O aumento do vegetarianismo no Brasil
Enviada em 09/08/2021
De acordo com a ONG WWF (World Wide Fund for Nature), estima-se que, até 2030, serão necessários dois planetas Terra para suprir as demanadas humanas. Entretanto, mudanças bruscas em padrões alimentares na sociedade contemporânea para diminuir impactos ambientais podem ser perigosas, sobretudo à questão da ascensão do número de adeptos do vegetarianismo no Brasil — um tema preocupante e potencialmente letal à salubridade humana. Assim, é possível afirmar que não só o discurso comovente contra a dieta carnívora, mas também a falta de percepção de se poder criar um problema maior tentando contornar outro fomentam o status quo do século XXI.
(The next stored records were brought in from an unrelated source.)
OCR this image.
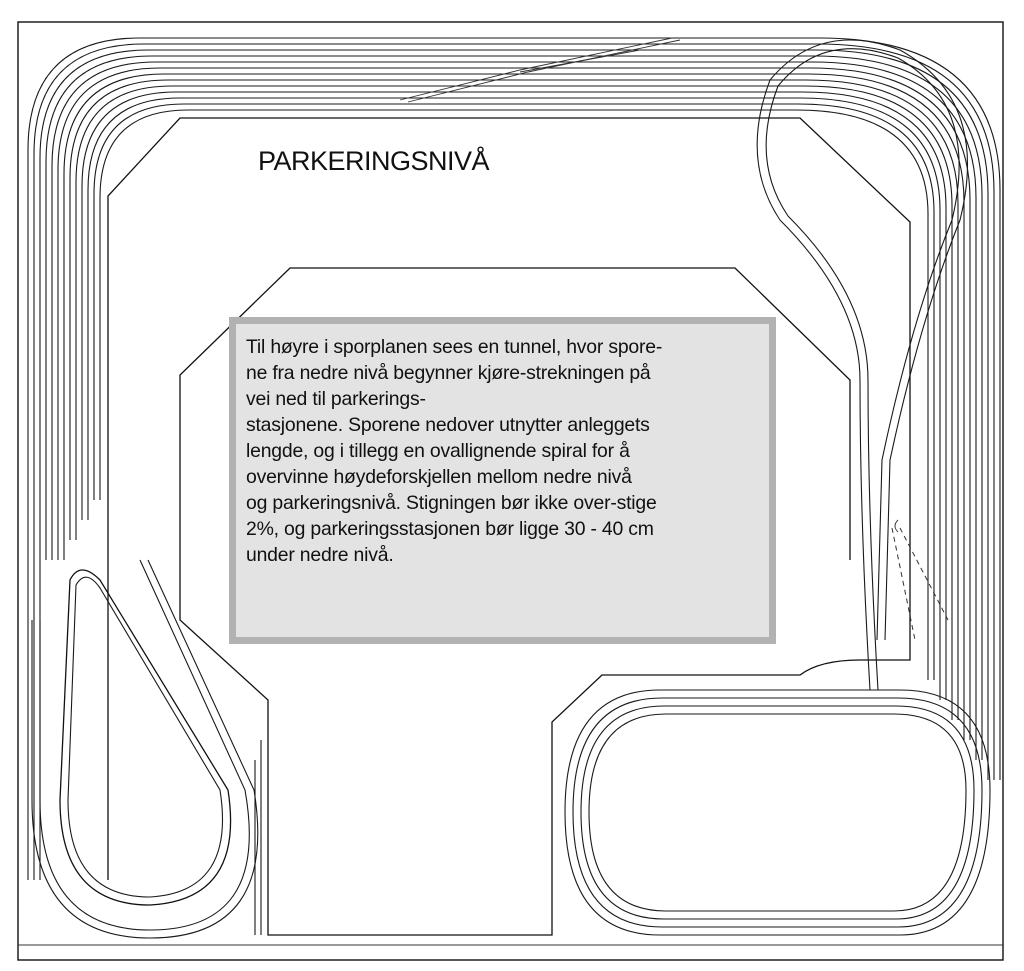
PARKERINGSNIVÅ

Til høyre i sporplanen sees en tunnel, hvor spore-
ne fra nedre nivå begynner kjøre-strekningen på
vei ned til parkerings-
stasjonene. Sporene nedover utnytter anleggets
lengde, og i tillegg en ovallignende spiral for å
overvinne høydeforskjellen mellom nedre nivå
og parkeringsnivå. Stigningen bør ikke over-stige
2%, og parkeringsstasjonen bør ligge 30 - 40 cm
under nedre nivå.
Inicialmente, é necessário dizer que, de fato, a criação de animais em cativeiro para o exclusivo uso humano é o maior propulsor do engajamento à dietas alternativas. Todavia, por mais que uma intenção seja boa, pode também ser nociva à própria existência individual, visto o papel fundamental da proteína animal no metabolismo humano, no sistema imunológico e, em geral, na homeostase do organismo. A partir desse aspecto, é inadmissível a adesão a um tipo alimentar sem se conhecer os pesares que podem advir com tal decisão.
Ademais, outro aspecto importante a se discutir, tange à questão da psicologia humana, tendo em mente a percepção de que apenas mudanças bruscas no comportamento pessoal levam a resultados melhores. Porém, de acordo com os dados da ONU, por exemplo, a demanda por carne é um problema que pode gerar uma crise hídrica futura, mas que pode ser controlada a partir de um uso consciente, em quantidades moderadas. A partir desse aspecto, da mesma forma, não há necessidade de extinguir a carne da dieta humana, apenas moderá-la para poder contribuir com o planeta e com os princípios defendidos por praticantes do vegetarianismo.
Destarte, é dever do Estado, no âmbito de ministérios atuantes, em consonância com instituições de ensino e saúde, realizar a conscientização populacional por intermédio de palestras educativas e campanhas publicitárias acerca não só do uso moderado e consciente de produtos de origem animal, mas também dos benefícios advindos e sua periculosidade caso suprimido. Espera-se, com tudo isso, uma melhoria significativa nos padrões alimentares no Brasil e, por conseguinte, uma nação mais salientada e saudável.